The new Mountain Dreamers initiative aims to make outdoor activities more equitable for the immigrant community in Summit County.
Javier Pineda, co-founder and coordinator of Mountain Dreamers, said he grew up enjoying the outdoors. From his family orchards in Mexico to being a Boy Scout to continuing his love of being in nature as an adult, the importance of the outdoors to him has changed over time. Now, he wants to expand access to break down the obstacles the immigrant community may face when accessing aspects of the outdoors.
“In the beginning, for me, it was important for people to have equipment,” he said. “Then after more thought and more research, we realized that was more than just a band-aid because it helps, but it doesn’t really treat the bigger problems.”
Pineda said he wants Oso Outdoors to tackle systemic barriers rather than just programming. The initiative will seek to identify and dismantle barriers to access wherever they are in order to increase opportunities for underrepresented communities in the mountains to be able to access outdoor spaces and public lands. This can include obstacles such as language, cost, or feeling excluded in outdoor settings. Another is knowing how to understand reservation systems, which require driver’s licenses, which not everyone has.
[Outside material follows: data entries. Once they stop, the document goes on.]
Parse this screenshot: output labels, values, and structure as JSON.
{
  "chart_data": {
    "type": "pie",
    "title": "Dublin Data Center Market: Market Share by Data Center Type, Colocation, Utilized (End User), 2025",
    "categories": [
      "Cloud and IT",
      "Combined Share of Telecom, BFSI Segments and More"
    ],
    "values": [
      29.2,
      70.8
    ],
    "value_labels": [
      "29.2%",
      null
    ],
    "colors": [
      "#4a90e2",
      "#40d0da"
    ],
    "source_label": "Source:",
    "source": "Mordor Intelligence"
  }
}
“A lot of people like me who look like me may not have the same opportunities, and we face different barriers — some of which are financial, cultural, or very general barriers that we talk about a lot,” he said. “I also realize that another barrier that we don’t often want to talk about is the experience of immigration, as we like to call it.”
Pineda added that he also faced obstacles when participating in the outdoors that the non-immigrant community might take for granted. He said he and two friends tried to get fishing licenses from Walmart but were refused because of their identity. DACA recipients, also known as the Deferred Action Program for Childhood Arrivals, had specific markings on their driver’s licenses, and at the time, Colorado Parks and Wildlife did not accept them.
Long story short, I came home, and posted in this Latin group on Facebook, ‘By any chance, does anyone else have this experience with fishing licenses? And that, there’s a lot of comments like, “Yeah, my relatives” or “My friends did that” and I’m like, “Oh, that’s actually a problem.”
Across the state, others were having similar problems. While some Colorado Walmart will take them, others will not. This created an access gap. Pineda said that through some phone calls with the leaders, they were able to add those licenses to the list of acceptable tariffs for the next cycle. Changing larger systems like this, he said, is what Oso Outdoors aims to do.
“I think this is an important piece to make more people feel comfortable and create confidence – to slowly build that level of activity if they really want to,” he said. “You can’t just say, ‘Why don’t people budge on their country (skateboarding) or shut down skills?'” “It takes a lot of training to get to this level. So it’s a bit like seeing it step by step to kind of build the foundation.”
At the state level, legislators are taking steps to create and support programming that will support equality in the outside industry. In 2021, the Colorado Department of Parks and Wildlife formed the Outdoor Equity Board, which oversees the Outdoor Equity Grant Program. The scholarship program received $1.5 million in lottery money and will receive $3 million by fiscal year 2023-2024 and each year thereafter. Funds for the grant program are intended to encourage and support programs that reduce barriers to Colorado’s outdoors, create conservation trails or provide environmental and outdoor educational opportunities.
“Our goal is to get (partners) to fund some of the projects that increase their ability to be inclusive, maybe be a bilingual insurance company, or connect with the community to see ways to invite and welcome people into the national forest,” said Peter Bakken, CEO of Mountain Dreamers: “And whatever the company offers.” Or (may be) working on issues related to some state regulation. People in the community love to fish, but you need a fishing license. It’s not easy to get, especially if you’re an immigrant, if the language isn’t English is your first language (or) if you don’t have a country identity. There are a lot of barriers.”
Pineda said that change in the outside world will not happen overnight, but that small changes over time will make larger systemic changes possible.
“How do you move a mountain? You move one pebble at a time.”